Fenomena ini bisa menjadi sangat berbahanya bagi orang tersebut. Cass Sustein mengatakan sosial media bak pisau bermata dua. Di satu sisi sosial media dapat menjadi sarana kemudahan dalam menyampaikan informasi, di satu sisi media sosial dapat menyedot seserong ke dalam kelompok yang homogen atau sepandang tentang sesuatu hal. Inilah yang didefinisikan Cass Sustain sebagai Echo Chamber (ruang gema) hanya mendengar apa yang diteriakannya sendiri.
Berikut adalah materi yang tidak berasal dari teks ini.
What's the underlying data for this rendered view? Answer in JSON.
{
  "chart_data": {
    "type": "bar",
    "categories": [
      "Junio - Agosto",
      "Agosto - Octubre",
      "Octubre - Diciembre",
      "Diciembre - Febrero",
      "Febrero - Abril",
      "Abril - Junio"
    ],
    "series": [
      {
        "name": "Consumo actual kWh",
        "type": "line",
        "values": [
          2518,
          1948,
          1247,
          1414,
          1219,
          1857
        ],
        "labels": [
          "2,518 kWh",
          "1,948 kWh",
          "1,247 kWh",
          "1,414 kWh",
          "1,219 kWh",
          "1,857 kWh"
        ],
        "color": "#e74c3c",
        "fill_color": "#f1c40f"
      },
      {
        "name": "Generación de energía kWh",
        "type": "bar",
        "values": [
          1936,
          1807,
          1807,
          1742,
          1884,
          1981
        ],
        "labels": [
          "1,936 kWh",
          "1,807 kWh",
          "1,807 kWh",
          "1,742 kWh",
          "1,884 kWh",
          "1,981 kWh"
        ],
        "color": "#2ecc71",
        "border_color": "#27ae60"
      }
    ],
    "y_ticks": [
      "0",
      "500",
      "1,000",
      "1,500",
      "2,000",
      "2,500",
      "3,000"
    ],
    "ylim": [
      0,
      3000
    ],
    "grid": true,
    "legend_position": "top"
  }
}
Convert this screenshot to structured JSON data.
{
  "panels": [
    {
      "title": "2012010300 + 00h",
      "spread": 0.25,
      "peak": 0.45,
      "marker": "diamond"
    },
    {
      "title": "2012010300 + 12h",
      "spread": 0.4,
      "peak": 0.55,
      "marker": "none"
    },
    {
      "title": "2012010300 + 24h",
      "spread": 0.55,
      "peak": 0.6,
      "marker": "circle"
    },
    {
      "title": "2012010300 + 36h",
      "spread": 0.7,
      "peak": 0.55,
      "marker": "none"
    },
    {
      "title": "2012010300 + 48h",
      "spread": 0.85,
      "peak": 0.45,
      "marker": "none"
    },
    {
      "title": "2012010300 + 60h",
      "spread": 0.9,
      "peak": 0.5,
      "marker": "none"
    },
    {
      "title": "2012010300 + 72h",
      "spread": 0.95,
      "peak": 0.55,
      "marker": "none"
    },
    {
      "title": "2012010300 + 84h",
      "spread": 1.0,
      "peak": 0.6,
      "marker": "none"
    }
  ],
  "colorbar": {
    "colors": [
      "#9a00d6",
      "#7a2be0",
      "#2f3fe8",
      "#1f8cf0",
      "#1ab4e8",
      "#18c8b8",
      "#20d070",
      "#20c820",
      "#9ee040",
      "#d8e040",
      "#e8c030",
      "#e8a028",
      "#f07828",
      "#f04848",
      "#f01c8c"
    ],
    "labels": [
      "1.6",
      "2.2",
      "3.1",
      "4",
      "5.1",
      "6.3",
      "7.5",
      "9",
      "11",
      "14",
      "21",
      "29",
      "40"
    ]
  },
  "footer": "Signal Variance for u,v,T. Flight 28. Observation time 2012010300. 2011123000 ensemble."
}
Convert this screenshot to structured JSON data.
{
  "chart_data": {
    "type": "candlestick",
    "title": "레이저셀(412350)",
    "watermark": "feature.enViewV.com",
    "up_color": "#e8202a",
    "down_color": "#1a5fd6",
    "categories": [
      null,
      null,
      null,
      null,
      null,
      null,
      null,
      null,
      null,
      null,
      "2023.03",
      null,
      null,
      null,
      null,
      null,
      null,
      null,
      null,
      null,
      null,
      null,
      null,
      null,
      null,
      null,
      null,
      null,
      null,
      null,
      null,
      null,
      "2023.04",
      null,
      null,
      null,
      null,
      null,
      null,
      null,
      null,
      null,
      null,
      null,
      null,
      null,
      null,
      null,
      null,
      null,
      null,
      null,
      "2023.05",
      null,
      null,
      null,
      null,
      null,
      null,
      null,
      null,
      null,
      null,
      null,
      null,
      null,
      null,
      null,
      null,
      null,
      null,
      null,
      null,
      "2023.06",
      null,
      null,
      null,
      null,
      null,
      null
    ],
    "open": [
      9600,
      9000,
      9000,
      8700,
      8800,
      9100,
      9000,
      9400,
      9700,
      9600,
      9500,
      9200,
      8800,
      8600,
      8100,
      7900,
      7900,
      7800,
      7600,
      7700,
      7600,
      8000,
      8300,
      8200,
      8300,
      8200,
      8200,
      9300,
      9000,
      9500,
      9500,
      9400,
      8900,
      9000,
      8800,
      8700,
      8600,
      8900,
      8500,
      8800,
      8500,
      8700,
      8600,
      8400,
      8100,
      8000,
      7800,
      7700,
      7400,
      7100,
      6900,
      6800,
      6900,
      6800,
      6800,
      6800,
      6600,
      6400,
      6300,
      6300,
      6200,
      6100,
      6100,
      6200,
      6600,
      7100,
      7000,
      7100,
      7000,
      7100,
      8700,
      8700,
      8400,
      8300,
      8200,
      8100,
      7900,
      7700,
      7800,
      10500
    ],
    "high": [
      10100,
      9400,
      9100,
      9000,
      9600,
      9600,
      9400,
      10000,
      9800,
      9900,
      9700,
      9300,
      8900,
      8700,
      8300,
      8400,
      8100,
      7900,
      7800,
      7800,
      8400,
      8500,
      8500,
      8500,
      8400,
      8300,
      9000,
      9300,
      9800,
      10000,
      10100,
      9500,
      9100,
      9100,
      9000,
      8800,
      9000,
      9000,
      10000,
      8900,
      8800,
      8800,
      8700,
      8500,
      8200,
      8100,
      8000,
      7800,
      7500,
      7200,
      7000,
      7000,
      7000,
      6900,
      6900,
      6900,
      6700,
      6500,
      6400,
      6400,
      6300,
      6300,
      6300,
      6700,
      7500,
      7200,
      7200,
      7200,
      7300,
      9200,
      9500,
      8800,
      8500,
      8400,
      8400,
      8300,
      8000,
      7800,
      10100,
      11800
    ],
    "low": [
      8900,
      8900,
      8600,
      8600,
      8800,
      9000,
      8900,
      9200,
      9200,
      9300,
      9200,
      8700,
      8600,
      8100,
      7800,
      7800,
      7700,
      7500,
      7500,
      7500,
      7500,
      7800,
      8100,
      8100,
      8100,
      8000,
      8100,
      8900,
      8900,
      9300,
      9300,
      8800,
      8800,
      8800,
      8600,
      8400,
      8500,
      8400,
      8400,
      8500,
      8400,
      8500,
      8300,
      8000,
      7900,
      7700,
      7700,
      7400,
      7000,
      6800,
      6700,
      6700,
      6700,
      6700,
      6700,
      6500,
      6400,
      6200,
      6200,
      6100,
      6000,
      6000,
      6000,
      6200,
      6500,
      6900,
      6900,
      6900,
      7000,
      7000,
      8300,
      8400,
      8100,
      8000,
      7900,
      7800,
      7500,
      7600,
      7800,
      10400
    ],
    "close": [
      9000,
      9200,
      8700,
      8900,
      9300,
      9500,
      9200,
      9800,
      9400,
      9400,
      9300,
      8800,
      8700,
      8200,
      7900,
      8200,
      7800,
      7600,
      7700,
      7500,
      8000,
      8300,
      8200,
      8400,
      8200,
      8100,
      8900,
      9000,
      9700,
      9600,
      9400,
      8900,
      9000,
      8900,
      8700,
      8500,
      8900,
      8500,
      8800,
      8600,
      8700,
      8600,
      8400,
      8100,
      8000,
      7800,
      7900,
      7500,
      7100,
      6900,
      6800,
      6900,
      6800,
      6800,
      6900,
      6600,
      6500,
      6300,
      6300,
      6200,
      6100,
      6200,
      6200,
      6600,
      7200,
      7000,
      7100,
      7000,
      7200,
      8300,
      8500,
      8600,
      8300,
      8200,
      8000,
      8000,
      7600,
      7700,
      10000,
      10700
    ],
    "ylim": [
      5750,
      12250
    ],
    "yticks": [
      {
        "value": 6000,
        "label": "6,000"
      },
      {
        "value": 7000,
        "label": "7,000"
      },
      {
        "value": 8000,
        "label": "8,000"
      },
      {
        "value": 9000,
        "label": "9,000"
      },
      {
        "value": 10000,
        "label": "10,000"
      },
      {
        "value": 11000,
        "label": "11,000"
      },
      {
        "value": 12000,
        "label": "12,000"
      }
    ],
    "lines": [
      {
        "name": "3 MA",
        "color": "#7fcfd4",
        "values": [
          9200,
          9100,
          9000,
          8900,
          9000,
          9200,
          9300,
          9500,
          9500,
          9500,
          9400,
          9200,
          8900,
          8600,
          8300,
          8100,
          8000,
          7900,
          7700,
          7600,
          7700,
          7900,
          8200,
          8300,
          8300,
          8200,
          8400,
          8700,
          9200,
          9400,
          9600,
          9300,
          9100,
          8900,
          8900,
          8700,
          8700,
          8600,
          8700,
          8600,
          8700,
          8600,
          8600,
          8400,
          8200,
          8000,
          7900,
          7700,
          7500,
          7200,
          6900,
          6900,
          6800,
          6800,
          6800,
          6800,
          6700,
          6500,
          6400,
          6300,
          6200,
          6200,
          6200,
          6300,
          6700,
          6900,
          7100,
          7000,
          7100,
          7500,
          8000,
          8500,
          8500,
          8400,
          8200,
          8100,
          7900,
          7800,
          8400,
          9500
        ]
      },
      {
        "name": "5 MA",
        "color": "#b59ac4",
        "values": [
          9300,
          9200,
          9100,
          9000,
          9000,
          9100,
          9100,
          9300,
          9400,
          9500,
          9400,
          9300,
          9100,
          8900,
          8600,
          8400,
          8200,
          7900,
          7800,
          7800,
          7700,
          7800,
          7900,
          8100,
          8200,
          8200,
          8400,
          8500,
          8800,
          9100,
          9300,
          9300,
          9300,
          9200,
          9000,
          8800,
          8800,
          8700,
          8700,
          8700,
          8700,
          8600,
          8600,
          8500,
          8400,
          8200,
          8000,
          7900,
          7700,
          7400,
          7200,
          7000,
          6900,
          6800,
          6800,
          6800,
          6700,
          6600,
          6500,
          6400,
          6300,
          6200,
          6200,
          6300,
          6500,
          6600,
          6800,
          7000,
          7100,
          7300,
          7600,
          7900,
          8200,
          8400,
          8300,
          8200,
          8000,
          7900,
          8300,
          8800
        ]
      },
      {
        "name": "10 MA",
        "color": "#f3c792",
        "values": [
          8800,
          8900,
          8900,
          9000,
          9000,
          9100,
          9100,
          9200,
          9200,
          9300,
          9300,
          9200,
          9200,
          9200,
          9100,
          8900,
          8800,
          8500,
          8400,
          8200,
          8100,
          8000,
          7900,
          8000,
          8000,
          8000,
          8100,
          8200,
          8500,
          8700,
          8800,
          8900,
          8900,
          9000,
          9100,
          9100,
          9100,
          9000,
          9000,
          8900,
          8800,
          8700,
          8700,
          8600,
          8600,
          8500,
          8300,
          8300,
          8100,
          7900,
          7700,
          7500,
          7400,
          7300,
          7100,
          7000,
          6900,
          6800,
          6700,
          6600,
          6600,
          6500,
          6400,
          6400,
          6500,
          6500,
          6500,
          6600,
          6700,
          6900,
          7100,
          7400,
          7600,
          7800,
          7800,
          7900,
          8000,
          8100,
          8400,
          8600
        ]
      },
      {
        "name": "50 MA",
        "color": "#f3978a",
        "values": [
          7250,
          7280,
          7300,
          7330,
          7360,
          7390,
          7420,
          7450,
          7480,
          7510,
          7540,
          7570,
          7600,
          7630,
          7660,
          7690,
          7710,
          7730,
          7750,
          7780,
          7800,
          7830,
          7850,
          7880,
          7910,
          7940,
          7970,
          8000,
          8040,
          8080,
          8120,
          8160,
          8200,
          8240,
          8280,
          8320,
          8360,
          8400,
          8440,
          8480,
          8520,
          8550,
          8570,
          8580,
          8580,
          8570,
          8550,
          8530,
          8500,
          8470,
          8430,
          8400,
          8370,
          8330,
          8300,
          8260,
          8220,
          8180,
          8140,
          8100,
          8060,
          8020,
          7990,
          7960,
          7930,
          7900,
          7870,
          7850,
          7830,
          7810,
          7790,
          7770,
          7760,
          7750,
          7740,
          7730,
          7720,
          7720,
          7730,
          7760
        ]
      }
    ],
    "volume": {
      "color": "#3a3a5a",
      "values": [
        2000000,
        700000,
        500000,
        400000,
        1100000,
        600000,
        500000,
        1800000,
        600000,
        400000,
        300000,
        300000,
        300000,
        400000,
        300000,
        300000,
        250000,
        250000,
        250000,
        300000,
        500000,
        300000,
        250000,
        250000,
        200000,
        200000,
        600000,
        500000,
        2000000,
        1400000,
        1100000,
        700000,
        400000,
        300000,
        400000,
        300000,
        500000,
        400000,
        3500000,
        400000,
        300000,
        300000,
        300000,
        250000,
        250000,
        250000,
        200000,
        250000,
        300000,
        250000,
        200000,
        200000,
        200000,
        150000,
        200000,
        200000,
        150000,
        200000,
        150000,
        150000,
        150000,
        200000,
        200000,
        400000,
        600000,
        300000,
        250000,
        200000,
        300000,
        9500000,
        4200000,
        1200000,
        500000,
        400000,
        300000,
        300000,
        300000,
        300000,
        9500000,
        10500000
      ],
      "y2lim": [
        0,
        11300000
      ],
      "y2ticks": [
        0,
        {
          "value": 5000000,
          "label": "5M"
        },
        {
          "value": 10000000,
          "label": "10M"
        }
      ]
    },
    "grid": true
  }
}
Namun, dalam kasus seperti Penusukan Wiranto sebagai tokoh publik yang kontroversial. Agaknya ungkapan adanya indikasi Echo Chambering kurang tepat. Karena stigma Wiranto di masyarakat terutama adanya keterlibatan pada pelanggaran HAM berat di masa lalu. Khususnya tragedi Mei 1998 dan Timor-Timor. Walaupun bukan sebagai eksekutor lapangan, Wiranto yang saat itu  menjabat panglima ABRI pasti mengetahui pergerakan pasukannya. Dengan dugaan keterlibatan Wiranto pada saat itu ditambah beberapa pernyataan yang kontroversial saat menjabat Menkopolhukam. Bisa jadi lewat penusukan ini masyarakat yang kemarahannya tak tersampaikan jadi terpuaskan. Karena bukan adanya Echo Chambering tetapi lebih kepada latar belakang Wiranto yang negatif di tengah-tengah masyarakat.

Tapi sebagai warga negara yang baik agaknya kita perlu sedikit memberi simpati atas musibah tersebut. Dan juga menjadi pelajaran bagi pemerintah agar tak terlalu membesar-besarkan kasus seperti ini. Karena di luar sana lebih banyak kasus yang menuntut perhatian lebih terutama perihal hak asasi manusia.